In my opinion, we can eliminate one of these Universes as a contradiction. A Universe that is truly infinite but not Random is impossible. Why? An infinite Universe means that there is an infinite number of potential causes. An infinite number of causes with non-zero probability is Random. No amount of study or knowledge will ever quantify the state of all relevant causes. The probability of an event can only be asymtotically approached. Thus, a Universe must either be Random or finite.

Searching for Randomness in the Universe

Well, one place to start is simply where you are. What is causing the thing in front of you? Several things? What caused those? Many more things? What caused those? Before long, it should become quiet evident that there is simply too many things for you to ever fully understand everything. Even just holding it in your brain is impossible. Collecting the data is impossible…

This is actually an interesting place to stop and smell the roses. Remember, randomness is not about reality. It’s about your level of knowledge. Furthermore, we just quickly realized that your level of knowledge (in isolation) is certainly too small to ever account for the randomness of the Universe. Thus, no matter how hard you look (on your own), you will undoubtedly never be able to chase this causality train to the beginning. However, mankind has invented a tool for this: the historical record.

The historical record is an amazing thing. It allows me to search for causality my entire life, write down the causes I find, and pass it on to the next individual. Thus, the next person can pick up where I left off. Note, the scientific record is an important subset of this record, but truly we pass on useful information about reality and the Universe through far more than just scientific journals.

So, what does it mean for you to take the ideas of someone before you? Well, the whole point of the system is that you don’t have to go investigate these things yourself. Instead, you choose to have a degree of belief that they are accurate findings. Furthermore, this reduces the randomness you see in the world substantially. In fact, I’d bet that 99% of the non-randomness (structure) in your world is a result of someone else teaching you what they have learned themselves. Reading, writing, arithmetic, culture, occupation, science, art… all these things are passed down from generation to generation. Furthermore, these are how you interpret reality. Even our earlier analogy of meterology. No modern meterologist re-discovers everything he/she uses to predict the rain. Instead, they reduce the randomness in their predictions by believing that others have performed accurate investigations themselves. Now, what is randomness? It’s a degree of intelligence about a pattern. To simplify, belief reduces randomness.

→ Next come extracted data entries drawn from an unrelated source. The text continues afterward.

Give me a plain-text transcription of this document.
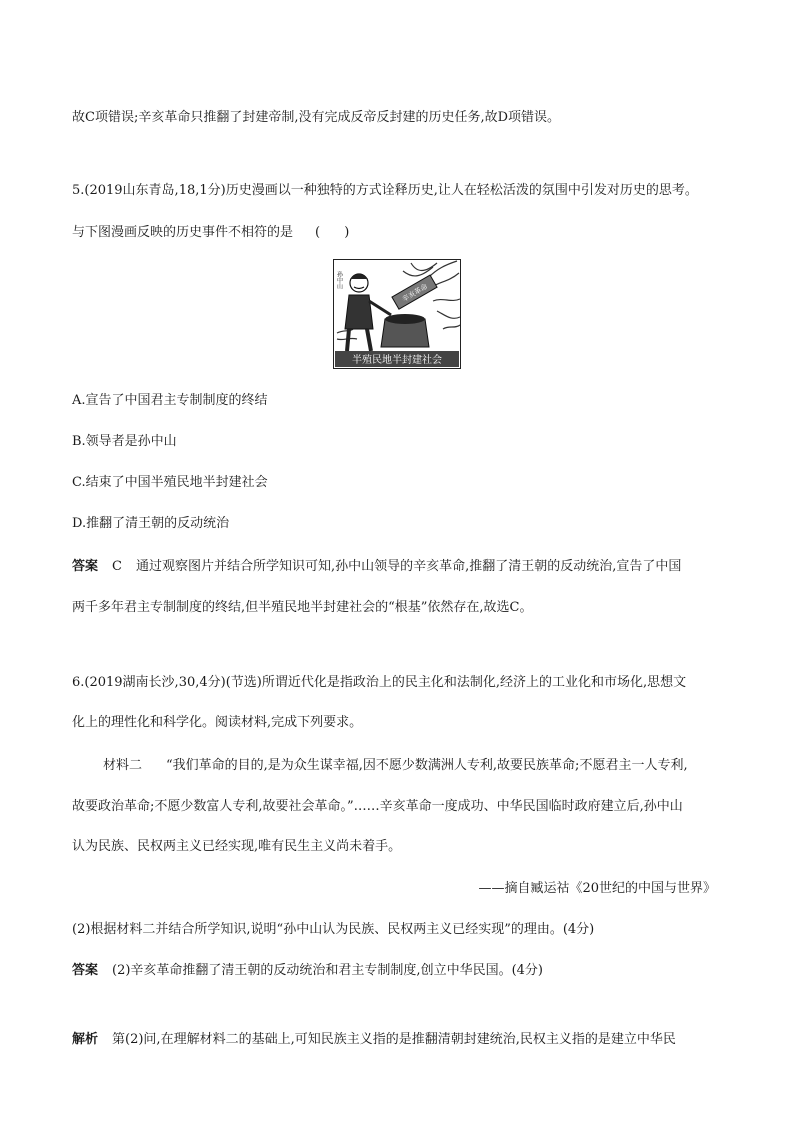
故C项错误;辛亥革命只推翻了封建帝制,没有完成反帝反封建的历史任务,故D项错误。
5.(2019山东青岛,18,1分)历史漫画以一种独特的方式诠释历史,让人在轻松活泼的氛围中引发对历史的思考。
与下图漫画反映的历史事件不相符的是 ( )
辛亥革命
孙中山
半殖民地半封建社会
A.宣告了中国君主专制制度的终结
B.领导者是孙中山
C.结束了中国半殖民地半封建社会
D.推翻了清王朝的反动统治
答案 C 通过观察图片并结合所学知识可知,孙中山领导的辛亥革命,推翻了清王朝的反动统治,宣告了中国
两千多年君主专制制度的终结,但半殖民地半封建社会的“根基”依然存在,故选C。
6.(2019湖南长沙,30,4分)(节选)所谓近代化是指政治上的民主化和法制化,经济上的工业化和市场化,思想文
化上的理性化和科学化。阅读材料,完成下列要求。
材料二 “我们革命的目的,是为众生谋幸福,因不愿少数满洲人专利,故要民族革命;不愿君主一人专利,
故要政治革命;不愿少数富人专利,故要社会革命。”……辛亥革命一度成功、中华民国临时政府建立后,孙中山
认为民族、民权两主义已经实现,唯有民生主义尚未着手。
——摘自臧运祜《20世纪的中国与世界》
(2)根据材料二并结合所学知识,说明“孙中山认为民族、民权两主义已经实现”的理由。(4分)
答案 (2)辛亥革命推翻了清王朝的反动统治和君主专制制度,创立中华民国。(4分)
解析 第(2)问,在理解材料二的基础上,可知民族主义指的是推翻清朝封建统治,民权主义指的是建立中华民
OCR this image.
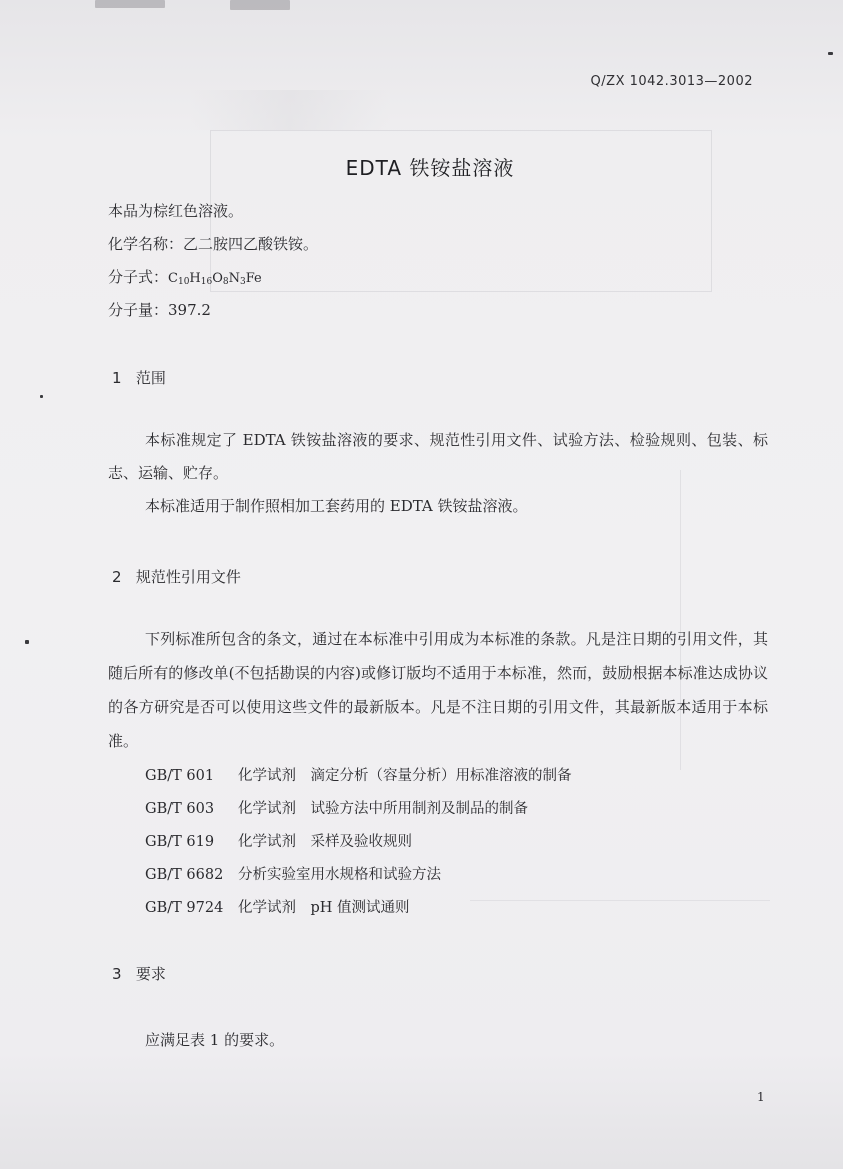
Q/ZX 1042.3013—2002
EDTA 铁铵盐溶液
本品为棕红色溶液。
化学名称：乙二胺四乙酸铁铵。
分子式：$C_{10}H_{16}O_8N_3Fe$
分子量：397.2
1 范围
本标准规定了 EDTA 铁铵盐溶液的要求、规范性引用文件、试验方法、检验规则、包装、标志、运输、贮存。
本标准适用于制作照相加工套药用的 EDTA 铁铵盐溶液。
2 规范性引用文件
下列标准所包含的条文，通过在本标准中引用成为本标准的条款。凡是注日期的引用文件，其随后所有的修改单(不包括勘误的内容)或修订版均不适用于本标准，然而，鼓励根据本标准达成协议的各方研究是否可以使用这些文件的最新版本。凡是不注日期的引用文件，其最新版本适用于本标准。
GB/T 601 化学试剂　滴定分析（容量分析）用标准溶液的制备
GB/T 603 化学试剂　试验方法中所用制剂及制品的制备
GB/T 619 化学试剂　采样及验收规则
GB/T 6682 分析实验室用水规格和试验方法
GB/T 9724 化学试剂　pH 值测试通则
3 要求
应满足表 1 的要求。
1
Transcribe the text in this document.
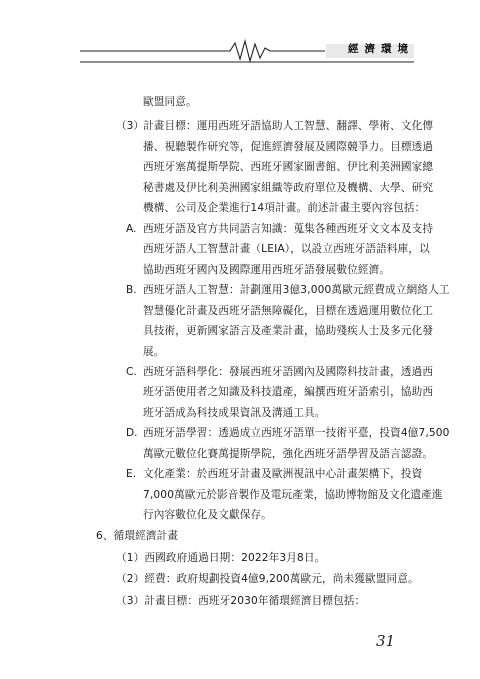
經濟環境
歐盟同意。
（3） 計畫目標：運用西班牙語協助人工智慧、翻譯、學術、文化傳
播、視聽製作研究等，促進經濟發展及國際競爭力。目標透過
西班牙塞萬提斯學院、西班牙國家圖書館、伊比利美洲國家總
秘書處及伊比利美洲國家組織等政府單位及機構、大學、研究
機構、公司及企業進行14項計畫。前述計畫主要內容包括：
A. 西班牙語及官方共同語言知識：蒐集各種西班牙文文本及支持
西班牙語人工智慧計畫（LEIA），以設立西班牙語語料庫，以
協助西班牙國內及國際運用西班牙語發展數位經濟。
B. 西班牙語人工智慧：計劃運用3億3,000萬歐元經費成立網絡人工
智慧優化計畫及西班牙語無障礙化，目標在透過運用數位化工
具技術，更新國家語言及產業計畫，協助殘疾人士及多元化發
展。
C. 西班牙語科學化：發展西班牙語國內及國際科技計畫，透過西
班牙語使用者之知識及科技遺產，編撰西班牙語索引，協助西
班牙語成為科技成果資訊及溝通工具。
D. 西班牙語學習：透過成立西班牙語單一技術平臺，投資4億7,500
萬歐元數位化賽萬提斯學院，強化西班牙語學習及語言認證。
E. 文化產業：於西班牙計畫及歐洲視訊中心計畫架構下，投資
7,000萬歐元於影音製作及電玩產業，協助博物館及文化遺產進
行內容數位化及文獻保存。
6、循環經濟計畫
（1）西國政府通過日期：2022年3月8日。
（2）經費：政府規劃投資4億9,200萬歐元，尚未獲歐盟同意。
（3）計畫目標：西班牙2030年循環經濟目標包括：
31
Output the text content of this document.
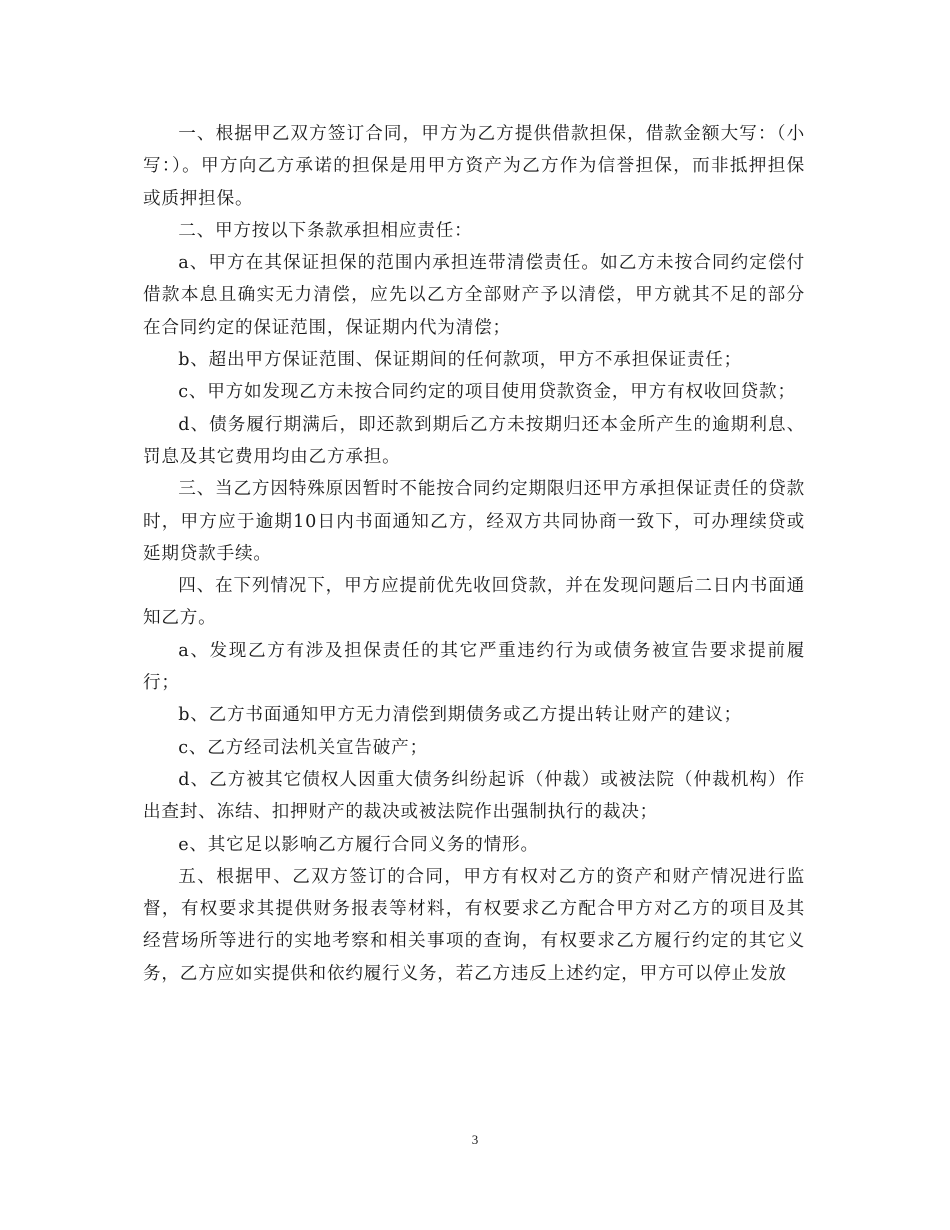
一、根据甲乙双方签订合同，甲方为乙方提供借款担保，借款金额大写：（小写：）。甲方向乙方承诺的担保是用甲方资产为乙方作为信誉担保，而非抵押担保或质押担保。

二、甲方按以下条款承担相应责任：

a、甲方在其保证担保的范围内承担连带清偿责任。如乙方未按合同约定偿付借款本息且确实无力清偿，应先以乙方全部财产予以清偿，甲方就其不足的部分在合同约定的保证范围，保证期内代为清偿；

b、超出甲方保证范围、保证期间的任何款项，甲方不承担保证责任；

c、甲方如发现乙方未按合同约定的项目使用贷款资金，甲方有权收回贷款；

d、债务履行期满后，即还款到期后乙方未按期归还本金所产生的逾期利息、罚息及其它费用均由乙方承担。

三、当乙方因特殊原因暂时不能按合同约定期限归还甲方承担保证责任的贷款时，甲方应于逾期10日内书面通知乙方，经双方共同协商一致下，可办理续贷或延期贷款手续。

四、在下列情况下，甲方应提前优先收回贷款，并在发现问题后二日内书面通知乙方。

a、发现乙方有涉及担保责任的其它严重违约行为或债务被宣告要求提前履行；

b、乙方书面通知甲方无力清偿到期债务或乙方提出转让财产的建议；

c、乙方经司法机关宣告破产；

d、乙方被其它债权人因重大债务纠纷起诉（仲裁）或被法院（仲裁机构）作出查封、冻结、扣押财产的裁决或被法院作出强制执行的裁决；

e、其它足以影响乙方履行合同义务的情形。

五、根据甲、乙双方签订的合同，甲方有权对乙方的资产和财产情况进行监督，有权要求其提供财务报表等材料，有权要求乙方配合甲方对乙方的项目及其经营场所等进行的实地考察和相关事项的查询，有权要求乙方履行约定的其它义务，乙方应如实提供和依约履行义务，若乙方违反上述约定，甲方可以停止发放

3
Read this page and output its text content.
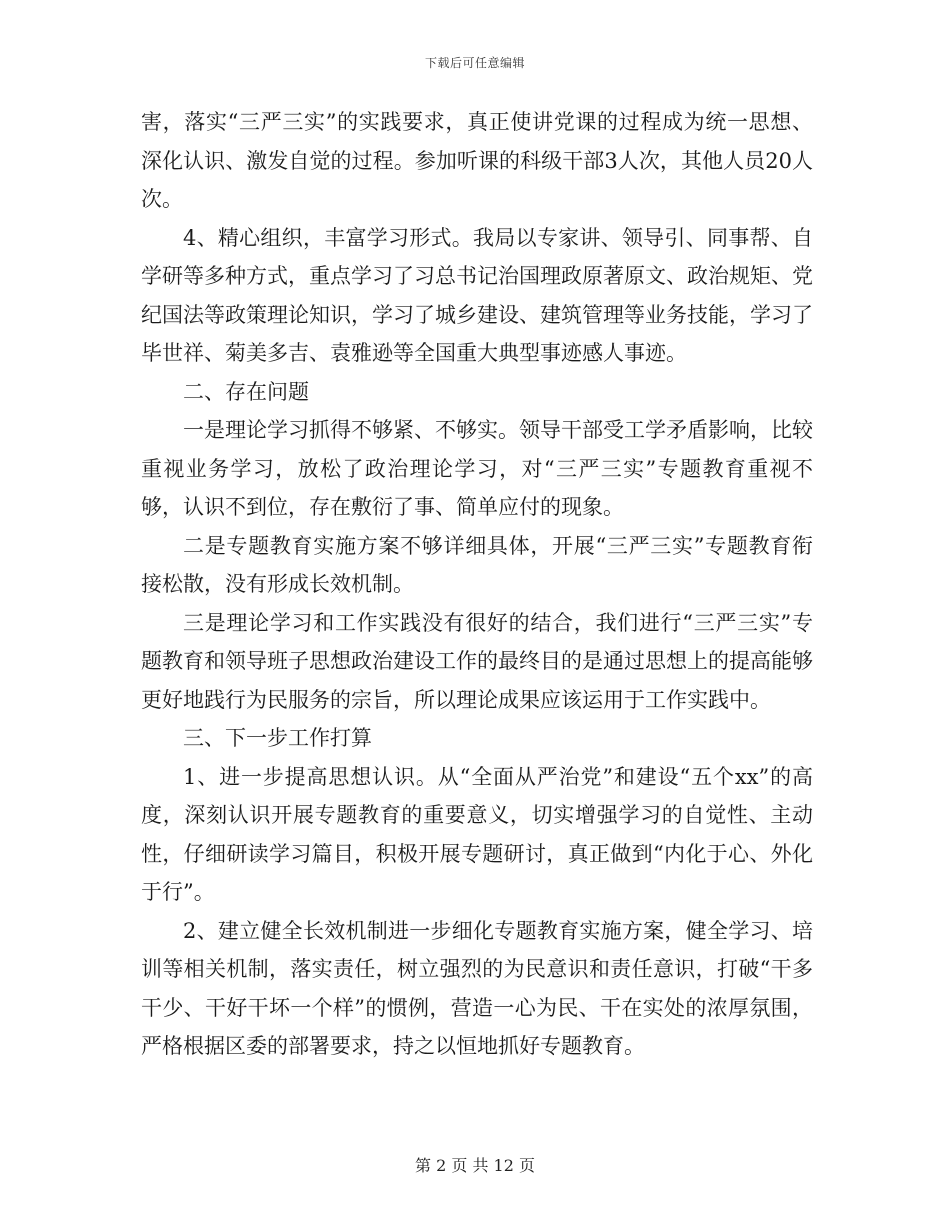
下载后可任意编辑

害，落实“三严三实”的实践要求，真正使讲党课的过程成为统一思想、深化认识、激发自觉的过程。参加听课的科级干部3人次，其他人员20人次。

4、精心组织，丰富学习形式。我局以专家讲、领导引、同事帮、自学研等多种方式，重点学习了习总书记治国理政原著原文、政治规矩、党纪国法等政策理论知识，学习了城乡建设、建筑管理等业务技能，学习了毕世祥、菊美多吉、袁雅逊等全国重大典型事迹感人事迹。

二、存在问题

一是理论学习抓得不够紧、不够实。领导干部受工学矛盾影响，比较重视业务学习，放松了政治理论学习，对“三严三实”专题教育重视不够，认识不到位，存在敷衍了事、简单应付的现象。

二是专题教育实施方案不够详细具体，开展“三严三实”专题教育衔接松散，没有形成长效机制。

三是理论学习和工作实践没有很好的结合，我们进行“三严三实”专题教育和领导班子思想政治建设工作的最终目的是通过思想上的提高能够更好地践行为民服务的宗旨，所以理论成果应该运用于工作实践中。

三、下一步工作打算

1、进一步提高思想认识。从“全面从严治党”和建设“五个xx”的高度，深刻认识开展专题教育的重要意义，切实增强学习的自觉性、主动性，仔细研读学习篇目，积极开展专题研讨，真正做到“内化于心、外化于行”。

2、建立健全长效机制进一步细化专题教育实施方案，健全学习、培训等相关机制，落实责任，树立强烈的为民意识和责任意识，打破“干多干少、干好干坏一个样”的惯例，营造一心为民、干在实处的浓厚氛围，严格根据区委的部署要求，持之以恒地抓好专题教育。

第 2 页 共 12 页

Now, you might slightly reject this statement (frankly, as I do). After all, we have empirical evidence on the accuracy by which our own beliefs may predict the future. If we take on random beliefs, we’re going to find out pretty quickly. If I suddenly believe that english letters are actually math numbers and vice versa, I’m going to have a really hard time predicting reality based on what I read. So, there’s this notion of testing beliefs based on how well they are able to help us predict our world. We are more likely to accept a belief if it is able to help us predict the future events.

Damn… the human condition… what an amazing limitation.